Thank you, Jay. Great results. So these are terrific results. And with that, we're looking forward to taking your questions and we'll turn the call back over to the operator.
Our first question comes from Brian Mullan with Deutsche Bank.
Hey, thanks, everyone. Congrats on a good quarter. John Peyton, last call you shared some really helpful goals or numbers that you've challenged each Brand President to get to from a gross openings perspective over the next several years. Do you expect Dine to experience domestic net unit growth in 2022?
What I mentioned last time and can reinforce this time is that for IHOP, I believe they can improve on their pace. Net unit growth for IHOP will be positive in 2022. For Applebee's, we expect to return to net positive growth more like 2023 and beyond. We are recognizing that Q2 was particularly strong, but we still have strong expectations for the remainder of the year.
Our next question comes from Jake Bartlett with Truist Securities.
Can you remind us what your normalized late-night sales mix is, and how it’s impacted by current operating hours?
We still have some restaurants that are not fully back to their standard operating hours in the later time of the day. The opportunities for us are the hours that some of the restaurants took to get back to full operation. We're confident we'll fully get back, but I cannot specify when that will fully happen.
We’re expecting our inflation costs to go between 4% to 5% for the year. On the saving side, technology innovations will help with the operating costs of the franchisees.

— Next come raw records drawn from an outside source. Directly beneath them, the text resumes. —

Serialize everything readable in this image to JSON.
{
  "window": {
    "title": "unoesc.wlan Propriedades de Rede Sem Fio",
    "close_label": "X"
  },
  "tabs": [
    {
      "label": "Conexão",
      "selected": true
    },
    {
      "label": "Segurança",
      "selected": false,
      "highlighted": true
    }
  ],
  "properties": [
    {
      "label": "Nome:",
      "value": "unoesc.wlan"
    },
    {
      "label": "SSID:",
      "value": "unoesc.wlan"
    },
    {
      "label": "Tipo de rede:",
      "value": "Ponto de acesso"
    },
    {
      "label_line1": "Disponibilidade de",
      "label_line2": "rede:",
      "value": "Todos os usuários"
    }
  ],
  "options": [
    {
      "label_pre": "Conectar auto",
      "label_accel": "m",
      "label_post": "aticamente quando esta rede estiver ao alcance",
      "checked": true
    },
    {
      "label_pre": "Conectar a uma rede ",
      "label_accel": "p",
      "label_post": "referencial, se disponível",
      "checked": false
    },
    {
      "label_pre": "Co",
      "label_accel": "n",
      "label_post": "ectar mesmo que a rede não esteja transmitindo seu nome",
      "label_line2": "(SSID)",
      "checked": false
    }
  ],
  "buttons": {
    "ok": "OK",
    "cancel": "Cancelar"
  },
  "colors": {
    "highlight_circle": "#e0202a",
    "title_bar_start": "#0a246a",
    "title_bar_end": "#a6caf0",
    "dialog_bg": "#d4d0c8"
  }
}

Our franchisees have successfully mitigated some of the impact of inflation by offering full margin items and shifting back to a dine-in experience. We have fundamentally changed operational efficiencies, and we've simplified our menu to navigate through the current environment effectively.
You mentioned that double-digit comps in Q2 were unexpected. Can you elaborate on your outlook for Q3 and Q4 while considering current trends?
It's hard to gauge; we've experienced unprecedented sales volumes. Q2 was challenging due to various factors including government stimulus, so while we are optimistic, we maintain caution in forecasting.
For 2021, our closures will be more of a typical run rate given we finished large scale closures in the first half of the year.
Can you provide insight on the sales performance in late-night stores and the potential upside from returning to normal operating hours?
For IHOP, the restaurants operating 24X7 tend to show better performance due to more operating hours. We expect that as more restaurants resume these hours, overall sales will increase.
We are considering options to maximize shareholder returns, including balancing between investments in the business and returning capital to shareholders going forward.
Thank you, everyone. We appreciate your questions. Great conversations today. Thank you also to Ken, Jay, John, and Vance for a great quarter.
Ladies and gentlemen, this does conclude today's presentation. You may now disconnect and have a wonderful day.